Cuando planteo la pregunta de si es posible motivar a las personas, el público me responde un “sí” de manera casi unánime. Sin embargo, esta vez, la respuesta es “no” o, al menos, “casi no”. Como mucho, es posible crear un entorno en el que las personas van a motivarse por su cuenta. Si se quiere conseguir esto, hacen falta tres ingredientes secretos que han sido desarrollados por Edward L. Deci y Richard M. Ryan, los teóricos de la autodeterminación. Estos han evaluado la motivación intrínseca y extrínseca y, a la luz de sus resultados, han identificado tres necesidades psicológicas primarias, las cuales representan tres fuentes importantes para una motivación óptima.

  1. En primer lugar está la autonomía, siempre y cuando sea relativa, acotada por una serie de reglas y límites, es el primer ingrediente. Es el caso típico de un empleado al que se le deja libertad para organizar su trabajo y alcanzar sus objetivos, todo lo contrario a una microgestión estúpida en la que el jefe vigila a todo su equipo para ver quién se conecta a Teams a las 8:31. A este respecto, mis hijos me permiten demostrar este concepto cada día. Todas las mañanas, a mi mujer le cuesta vestir a mi hija, que hace lo que le da la gana. Por mi parte, le doy a elegir entre dos pantalones y esto basta para satisfacer su necesidad de autonomía. En fin, desde la cuna hasta la oficina, a todos nos mueve la necesidad visceral de elegir, ¡e incluso de decidir!

  2. El segundo ingrediente es la afiliación social, pues conectarse con los demás sigue siendo una necesidad fundamental para todos los seres humanos.

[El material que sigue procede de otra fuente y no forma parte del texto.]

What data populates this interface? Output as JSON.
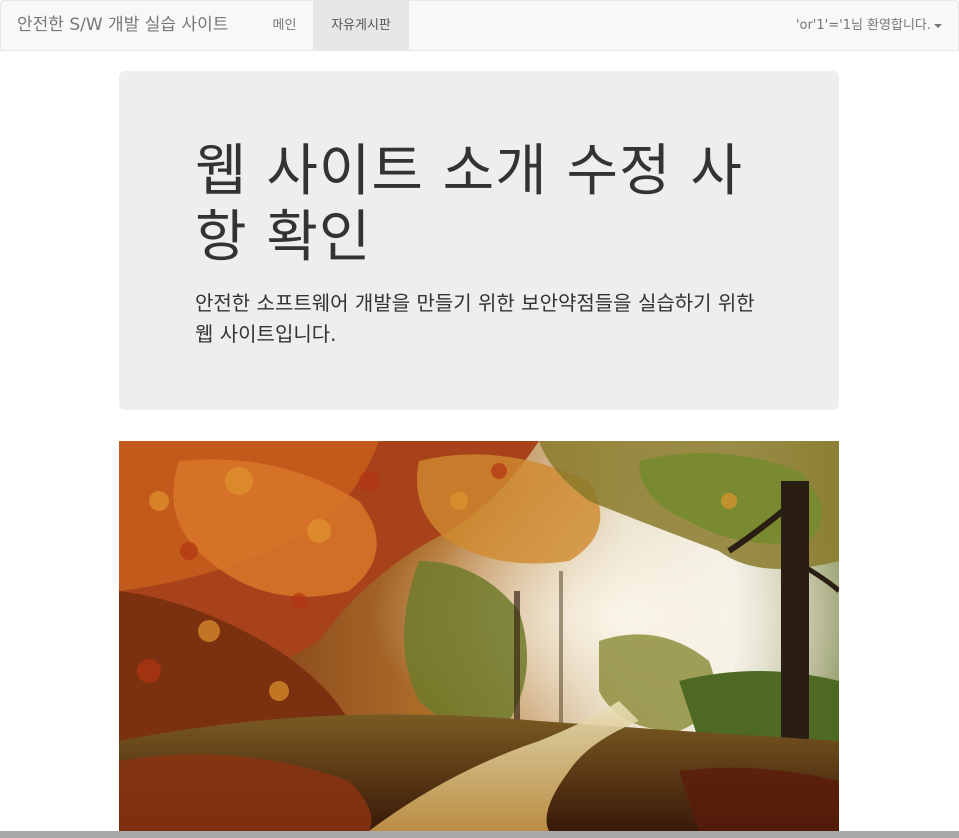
{
  "navbar": {
    "brand": "안전한 S/W 개발 실습 사이트",
    "items": [
      {
        "label": "메인"
      },
      {
        "label": "자유게시판",
        "active": true
      }
    ],
    "user_menu": "'or'1'='1님 환영합니다."
  },
  "jumbotron": {
    "title": "웹 사이트 소개 수정 사항 확인",
    "description": "안전한 소프트웨어 개발을 만들기 위한 보안약점들을 실습하기 위한 웹 사이트입니다."
  },
  "image": {
    "subject": "autumn forest path"
  },
  "colors": {
    "navbar_bg": "#f8f8f8",
    "active_tab_bg": "#e7e7e7",
    "jumbotron_bg": "#eeeeee"
  }
}
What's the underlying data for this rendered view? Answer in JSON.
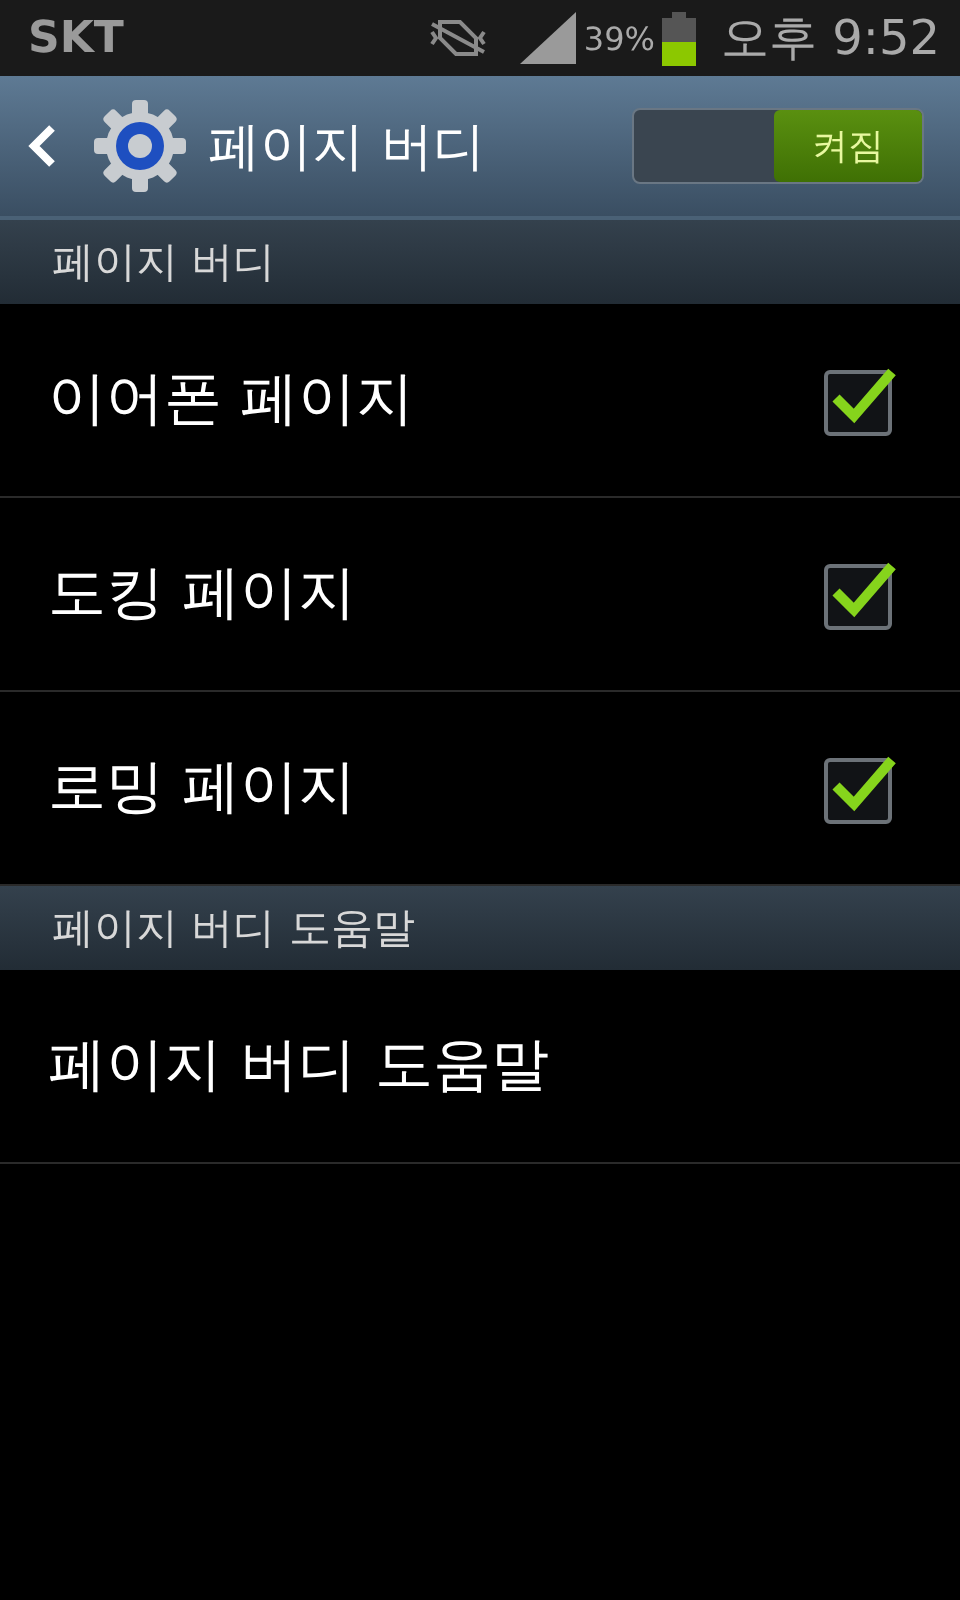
{
  "status_bar": {
    "carrier": "SKT",
    "battery_percent": "39%",
    "time": "오후 9:52"
  },
  "header": {
    "title": "페이지 버디",
    "switch": {
      "label": "켜짐",
      "on": true
    }
  },
  "sections": [
    {
      "title": "페이지 버디",
      "items": [
        {
          "label": "이어폰 페이지",
          "kind": "checkbox",
          "checked": true
        },
        {
          "label": "도킹 페이지",
          "kind": "checkbox",
          "checked": true
        },
        {
          "label": "로밍 페이지",
          "kind": "checkbox",
          "checked": true
        }
      ]
    },
    {
      "title": "페이지 버디 도움말",
      "items": [
        {
          "label": "페이지 버디 도움말",
          "kind": "plain"
        }
      ]
    }
  ]
}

Cuando un niño exige tu atención, no te dice “escúchame”, sino más bien “mírame a los ojos”, puesto que su necesidad de conexión con la otra persona es intensa y palpable. Más que nunca, la pandemia lo ha demostrado. Algunos lo entendieron mejor que otros añadiendo informalidad dentro de plataformas de comunicación formales. El arte de crear vínculos y de romper el hielo de forma informal con sus diferentes empleados por medio de encuentros virtuales representa un buen ejemplo de la importancia que tiene la afiliación social en este periodo de COVID-19. En la empresa, para sentir motivación, todas las personas necesitan sentirse valoradas, saber que forman parte de algo colectivo y, sobre todo, sentirse aceptadas.

  3. En tercer lugar, el sentimiento de competencia o, dicho de otro modo, de sentirse seguro y bien preparado, es el tercer ingrediente imprescindible. Por el contrario, ¿sabes cuántas veces se cae un bebé antes de ser capaz de caminar? De media, ¡cerca de 2000 veces! Lejos de desanimarse, el niño que cae tiene el sentimiento de avanzar, lo que le lleva a persistir y perseverar. En la empresa, hay que hacer lo mismo: todo el mundo debe poder aprender de sus fracasos, sentirse preparado, constatar un verdadero progreso de sus competencias, o incluso de su carrera.

En materia de motivación, ya sea en el ámbito profesional o personal, todo está interconectado. La naturaleza de la motivación humana nunca es ganar dinero. Las personas que tienen éxito no son aquellas que buscan grandes ahorros, sacar buenas notas o esperar el viernes con impaciencia. El dinero va en segundo lugar, no es el objetivo principal.

Para terminar, haz este ejercicio: imagina el trabajo de tus sueños y los seis elementos que te harían feliz. ¿Ya? Déjame adivinar, seguramente no has mencionado el dinero, la seguridad de una buena jubilación o la búsqueda de ego. Sin duda alguna, has pensado en la autonomía, la creatividad, la flexibilidad, los compañeros estimulantes, la libertad, el sentimiento de realización o el placer de ayudar a los demás.